The significance of m6A RNA methylation regulators in predicting the prognosis and clinical course of HBV-related hepatocellular carcinoma

Abstract

Abstract Background Hepatocarcinogenesis is reportedly correlated with abnormal m6A modifications; however, it is unknown whether m6A RNA methylation regulators facilitate the occurrence of hepatitis B virus (HBV)-related hepatocellular carcinoma (HCC). Thus, we constructed an m6A-related model that may enhance HBV-related HCC prognosis. Methods Gene signatures of HNRNPA2B1 and RBM15 were generated by univariate and Lasso Cox regression analyses using the gene set and clinical information from The Cancer Genome Atlas (TCGA) database. High-risk and low-risk groups were confirmed based on the gene signature model. Furthermore, we validated the predictive roles of the two genes for overall survival (OS) in the GSE14520 dataset. The relative expression of 22 paired mRNAs was measured using quantitative real-time polymerase chain reaction (qRT-PCR) analysis to determine whether the two genes had a predictive role in our Guilin cohort. Results The differences in OS between the high-risk and low-risk groups were statistically significant in the TCGA (p = 0.003) and GSE14520 (p = 0.045) datasets, but not in the Guilin cohort, owing to differences in clinical information among the three cohorts (mainly the TNM stage and survival state). Stratified analysis of TNM stages showed that the two-gene signature acted as a prognostic indicator of HBV-related HCC patients in the early TNM stage; both TCGA and GSE14520 cohorts showed statistical significance. Moreover, multivariate Cox regression analysis indicated that the two-gene signature was an independent factor for predicting prognosis (HR = 1.087, 95% CI: 1.007–1.172). Correlation analysis between the gene signature and clinical features revealed that the risk stratification was significantly correlated with grade and survival state.
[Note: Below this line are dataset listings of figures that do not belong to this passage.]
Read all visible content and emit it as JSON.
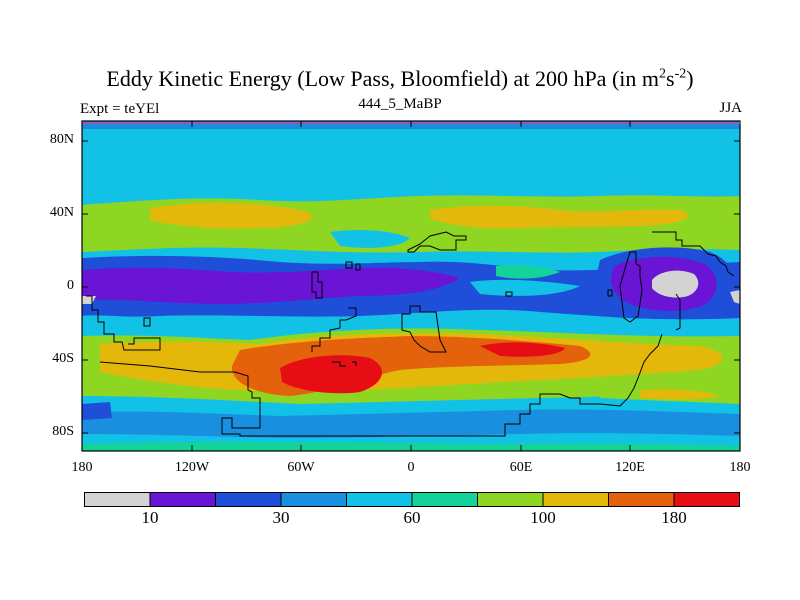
{
  "title": "Eddy Kinetic Energy (Low Pass, Bloomfield) at 200 hPa (in m",
  "title_units_base": "s",
  "title_sup1": "2",
  "title_sup2": "-2",
  "title_close": ")",
  "subtitle_left": "Expt = teYEl",
  "subtitle_center": "444_5_MaBP",
  "subtitle_right": "JJA",
  "lat_labels": [
    "80N",
    "40N",
    "0",
    "40S",
    "80S"
  ],
  "lon_labels": [
    "180",
    "120W",
    "60W",
    "0",
    "60E",
    "120E",
    "180"
  ],
  "colorbar": {
    "colors": [
      "#d3d3d3",
      "#6a14d6",
      "#1f4fd8",
      "#1a8fe0",
      "#12c1e6",
      "#14d39a",
      "#8fd623",
      "#e3b80b",
      "#e5620d",
      "#e60d15"
    ],
    "labels": [
      "10",
      "30",
      "60",
      "100",
      "180"
    ]
  }
}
Finally, Gene Set Enrichment Analysis (GSEA) revealed that the KEGG pathways associated with the cell cycle, DNA replication, the spliceosome, repair, and metabolism-related processes were all significantly enriched in the high-risk group. Among the enriched genes, the expression levels of the replication protein RPA1 and the pre-mRNA splicing factor SF3B1 were significantly upregulated in the high-risk group. These results might help in elucidating the underlying molecular mechanisms of HBV-related HCC. Conclusions Our data may provide new predictive signatures and potential therapeutic targets to identify and treat HBV-related HCC patients in the early disease stage.